Among Revold's paintings are Apasjer from 1912 and Fiskere på Middelhavet from 1914. He is represented in National Gallery of Norway with more than twenty paintings, including Italienerinne from 1913, Fiskevær from 1916, Morgen from 1927 and Fiskerflåten drar ut from 1935. His painting Kongens hjemkomst from 1945 is located at the Royal Palace in Oslo. He also painted frescos and decorated churches. He contributed to the decoration of the Oslo City Hall. His book illustrations include Johan Bojer's book Den siste viking.

Revold was appointed professor at the Norwegian National Academy of Fine Arts from 1925 to 1946. In 1941, during the occupation of Norway by Nazi Germany, Revold had to leave the academy. Together with fellow professor Jean Heiberg they were secretly running an undercover art academy in Oslo.

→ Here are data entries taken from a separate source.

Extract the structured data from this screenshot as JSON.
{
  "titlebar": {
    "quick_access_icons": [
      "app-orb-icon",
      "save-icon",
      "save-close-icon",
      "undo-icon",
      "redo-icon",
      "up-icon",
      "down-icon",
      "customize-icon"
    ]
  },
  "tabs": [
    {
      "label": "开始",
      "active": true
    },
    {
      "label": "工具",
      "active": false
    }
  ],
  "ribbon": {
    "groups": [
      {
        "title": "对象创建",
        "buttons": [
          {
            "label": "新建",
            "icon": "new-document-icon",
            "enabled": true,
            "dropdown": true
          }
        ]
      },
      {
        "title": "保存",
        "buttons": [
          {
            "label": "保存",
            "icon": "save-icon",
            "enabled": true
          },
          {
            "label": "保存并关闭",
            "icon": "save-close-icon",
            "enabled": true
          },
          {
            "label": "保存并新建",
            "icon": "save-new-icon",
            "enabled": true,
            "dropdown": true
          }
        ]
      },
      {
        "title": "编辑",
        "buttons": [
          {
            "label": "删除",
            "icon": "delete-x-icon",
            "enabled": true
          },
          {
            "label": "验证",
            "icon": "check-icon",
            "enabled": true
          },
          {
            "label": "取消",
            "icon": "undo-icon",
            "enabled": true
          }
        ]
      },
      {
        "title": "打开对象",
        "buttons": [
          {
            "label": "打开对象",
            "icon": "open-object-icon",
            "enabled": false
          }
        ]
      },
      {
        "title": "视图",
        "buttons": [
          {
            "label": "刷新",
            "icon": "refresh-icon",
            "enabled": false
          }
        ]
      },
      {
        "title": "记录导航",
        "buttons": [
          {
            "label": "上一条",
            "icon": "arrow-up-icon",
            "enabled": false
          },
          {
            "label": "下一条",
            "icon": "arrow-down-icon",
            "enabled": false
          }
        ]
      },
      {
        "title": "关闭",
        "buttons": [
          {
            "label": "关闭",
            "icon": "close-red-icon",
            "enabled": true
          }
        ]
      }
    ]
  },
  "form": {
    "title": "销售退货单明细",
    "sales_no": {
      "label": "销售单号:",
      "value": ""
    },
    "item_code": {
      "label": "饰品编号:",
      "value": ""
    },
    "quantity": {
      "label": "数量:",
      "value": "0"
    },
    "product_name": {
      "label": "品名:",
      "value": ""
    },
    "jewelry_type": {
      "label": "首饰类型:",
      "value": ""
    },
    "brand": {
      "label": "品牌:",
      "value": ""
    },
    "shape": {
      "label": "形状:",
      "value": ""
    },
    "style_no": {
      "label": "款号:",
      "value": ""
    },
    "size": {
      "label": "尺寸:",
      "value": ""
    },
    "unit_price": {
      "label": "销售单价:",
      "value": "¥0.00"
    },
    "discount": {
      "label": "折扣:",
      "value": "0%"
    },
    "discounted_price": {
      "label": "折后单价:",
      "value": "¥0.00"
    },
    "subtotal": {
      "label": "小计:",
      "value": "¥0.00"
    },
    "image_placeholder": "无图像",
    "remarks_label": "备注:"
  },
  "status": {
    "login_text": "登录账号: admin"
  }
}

Their academy was called "The Factory" (Fabrikken), after its first location in a closed corset factory. They were later located at Lauritz Falk's home and at Johannes Sejersted Bødtker's atelier at Holmenkollen.

In 1955 he was awarded the Prince Eugen Medal and decorated Commander of the Royal Norwegian Order of St. Olav. He was a Commander of the Danish Order of the Dannebrog, the Swedish Order of the Polar Star, and the Finnish Order of the White Rose. He was Officer of the French l'Instruction Publique, and a Knight of the Legion of Honour.